2014 Digital Release of 1972 Dissertation
2015 Digital Release of two 2013 articles by Dr.Grossman
2016 Dr. Grossman profiled in the on-line December issue of GeoDataPoint magazine....as both an archaeologist and specialist in applied geospatial technology.
2015 - See Grossman et al. 2015 release of collaborative article on the discovery and environmental reconstruction - with colleagues at Lamoint Doherty Earth Observatory (LDEO) - of a three thousand year sequence of prehistoric cultures bordering the upper Hudson River at Fort Edward, New York
2019 In the twelve months spanning 2018 and 2019, I published three new articles, one by me alone and two with colleagues...with two additional pieces in press. Grossman 2018 was an invited article for the History of Archaeology Interest Group (HAIG) of the Society of American Archaeology rebutting the purported early use of Ground Penetrating Radar in Mexico in the World War II era. In search of submerged and buried shipwrecks, Grossman et al. 2019a deals with the use of trace elements to date historic Civil War-era sediment depths in the Hudson River fronting the West Point Foundry. Grossman et al. 2019b documents a 4,400 year sequence of prehistoric occupations found preserved with buried living floors under a utility road within the West Point Foundry as part of the archaeological mitigation of the Superfund site. See Publications page for citations and links.

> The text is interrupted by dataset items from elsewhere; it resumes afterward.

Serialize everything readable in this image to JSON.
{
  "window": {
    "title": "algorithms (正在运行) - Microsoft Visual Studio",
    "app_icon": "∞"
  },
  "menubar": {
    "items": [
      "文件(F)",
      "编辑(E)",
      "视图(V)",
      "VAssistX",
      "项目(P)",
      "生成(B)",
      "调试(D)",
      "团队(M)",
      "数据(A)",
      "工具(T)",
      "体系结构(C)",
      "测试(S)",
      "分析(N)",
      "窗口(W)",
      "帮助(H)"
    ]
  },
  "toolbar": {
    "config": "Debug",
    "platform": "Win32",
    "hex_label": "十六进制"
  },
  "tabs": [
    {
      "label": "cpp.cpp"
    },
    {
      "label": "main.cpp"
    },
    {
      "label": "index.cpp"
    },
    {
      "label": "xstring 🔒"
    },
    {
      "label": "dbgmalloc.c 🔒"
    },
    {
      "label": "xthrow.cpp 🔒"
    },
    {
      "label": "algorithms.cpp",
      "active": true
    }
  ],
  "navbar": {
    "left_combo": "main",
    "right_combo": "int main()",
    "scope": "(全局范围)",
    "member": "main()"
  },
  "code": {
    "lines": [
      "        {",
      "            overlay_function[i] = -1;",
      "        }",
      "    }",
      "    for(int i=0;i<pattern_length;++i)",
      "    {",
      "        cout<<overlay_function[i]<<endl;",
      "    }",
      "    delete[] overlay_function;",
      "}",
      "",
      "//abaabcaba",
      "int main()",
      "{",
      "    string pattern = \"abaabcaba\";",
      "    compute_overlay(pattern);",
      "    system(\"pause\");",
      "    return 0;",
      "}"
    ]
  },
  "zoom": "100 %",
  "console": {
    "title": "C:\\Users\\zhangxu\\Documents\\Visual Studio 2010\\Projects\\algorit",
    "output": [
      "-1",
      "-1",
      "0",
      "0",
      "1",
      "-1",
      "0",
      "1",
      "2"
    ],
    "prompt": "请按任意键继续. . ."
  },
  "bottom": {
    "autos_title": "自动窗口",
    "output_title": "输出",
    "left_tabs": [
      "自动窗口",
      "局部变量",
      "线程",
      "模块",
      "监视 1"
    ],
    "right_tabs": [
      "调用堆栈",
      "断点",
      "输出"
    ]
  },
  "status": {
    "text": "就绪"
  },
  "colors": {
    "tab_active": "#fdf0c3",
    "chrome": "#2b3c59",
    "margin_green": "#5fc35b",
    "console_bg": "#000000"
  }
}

Two additional articles are still in press, but are expected out this year. One deals with new AMS dates and the XRF analysis of early bronze from the south-central highlands of Peru. The second in press article is being published by Andean Past as an anthology of papers presented at the Society of American Archaeologty meeting in Alburquerque, NM in 2019 on the use of geophysical survey techniques at 12 Inca, pre-Inca and colonial sites for the Peruvian governement under the umbrella of UNESCO and the OAS.
Finally, I have uploaded digital copies of my Encyclopedia Britannica Annual Review of developments in New World Archaeology - "The Western Hemisphere"..accessable in my "Publications" bibliography folder under 1979-1995 as on-line links by publication year. Note: The Old World Britannica annual review was written and edited by Robert Braidwood.